Bizzoni Yuri, Degaetano-Ortlieb Stefania, Fankhauser Peter, Teich Elke
Language Science and Technology, Saarland University, Saarbrücken, Germany.
Digital Linguistics, Institut für Deutsche Sprache, Mannheim, Germany.
Front Artif Intell. 2020 Sep 16;3:73. doi: 10.3389/frai.2020.00073. eCollection 2020.

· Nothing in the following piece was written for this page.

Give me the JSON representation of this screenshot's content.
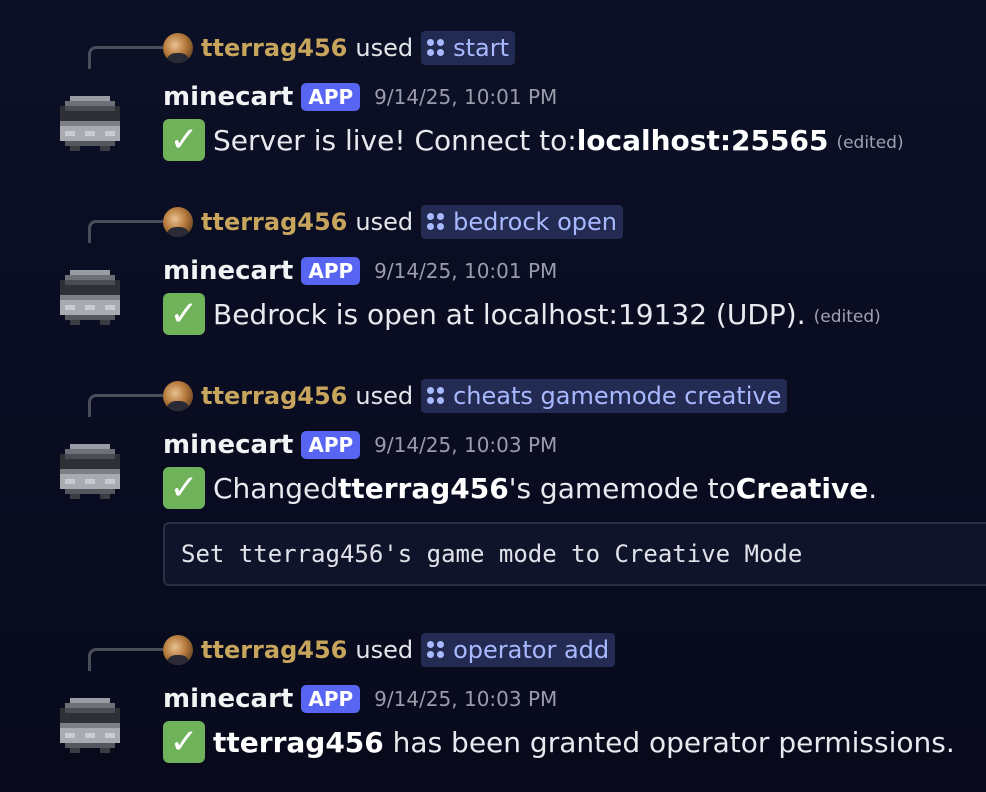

We trace the evolution of Scientific English through the Late Modern period to modern time on the basis of a comprehensive corpus composed of the Transactions and Proceedings of the Royal Society of London, the first and longest-running English scientific journal established in 1665. Specifically, we explore the linguistic imprints of specialization and diversification in the science domain which accumulate in the formation of "scientific language" and field-specific sublanguages/registers (chemistry, biology etc.). We pursue an exploratory, data-driven approach using state-of-the-art computational language models and combine them with selected information-theoretic measures (entropy, relative entropy) for comparing models along relevant dimensions of variation (time, register). Focusing on selected linguistic variables (lexis, grammar), we show how we deploy computational language models for capturing linguistic variation and change and discuss benefits and limitations.

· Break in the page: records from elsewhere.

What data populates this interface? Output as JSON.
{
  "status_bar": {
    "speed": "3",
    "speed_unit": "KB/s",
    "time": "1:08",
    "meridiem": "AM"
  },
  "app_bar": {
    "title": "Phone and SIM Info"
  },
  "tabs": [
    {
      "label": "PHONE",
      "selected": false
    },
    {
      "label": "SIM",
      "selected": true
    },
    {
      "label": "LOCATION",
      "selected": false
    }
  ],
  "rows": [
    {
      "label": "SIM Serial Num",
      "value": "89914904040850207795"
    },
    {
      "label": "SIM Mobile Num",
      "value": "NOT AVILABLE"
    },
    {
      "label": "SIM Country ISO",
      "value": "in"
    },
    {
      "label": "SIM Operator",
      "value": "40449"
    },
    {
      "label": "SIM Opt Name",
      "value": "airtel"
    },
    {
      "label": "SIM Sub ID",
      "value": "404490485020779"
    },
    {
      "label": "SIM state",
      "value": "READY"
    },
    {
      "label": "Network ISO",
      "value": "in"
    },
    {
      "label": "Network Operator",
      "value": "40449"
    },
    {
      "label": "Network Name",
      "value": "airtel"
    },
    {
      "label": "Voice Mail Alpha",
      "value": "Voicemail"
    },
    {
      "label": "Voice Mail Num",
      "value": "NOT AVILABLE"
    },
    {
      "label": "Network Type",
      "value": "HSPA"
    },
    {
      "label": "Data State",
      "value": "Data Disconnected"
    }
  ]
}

我们以《伦敦皇家学会会报》(Transactions and Proceedings of the Royal Society of London)所构成的综合语料库为基础,追溯科学英语从近代晚期到现代的演变历程。该学报是1665年创办的第一份也是存续时间最长的英文科学期刊。具体而言,我们探究科学领域专业化和多样化的语言印记,这些印记在“科学语言”以及特定领域的子语言/语域(如化学、生物学等)的形成过程中不断积累。我们采用探索性的、数据驱动的方法,运用最先进的计算语言模型,并将其与选定的信息论度量(熵、相对熵)相结合,以便沿着相关的变化维度(时间、语域)比较模型。聚焦于选定的语言变量(词汇、语法),我们展示如何运用计算语言模型来捕捉语言变异和变化,并讨论其利弊。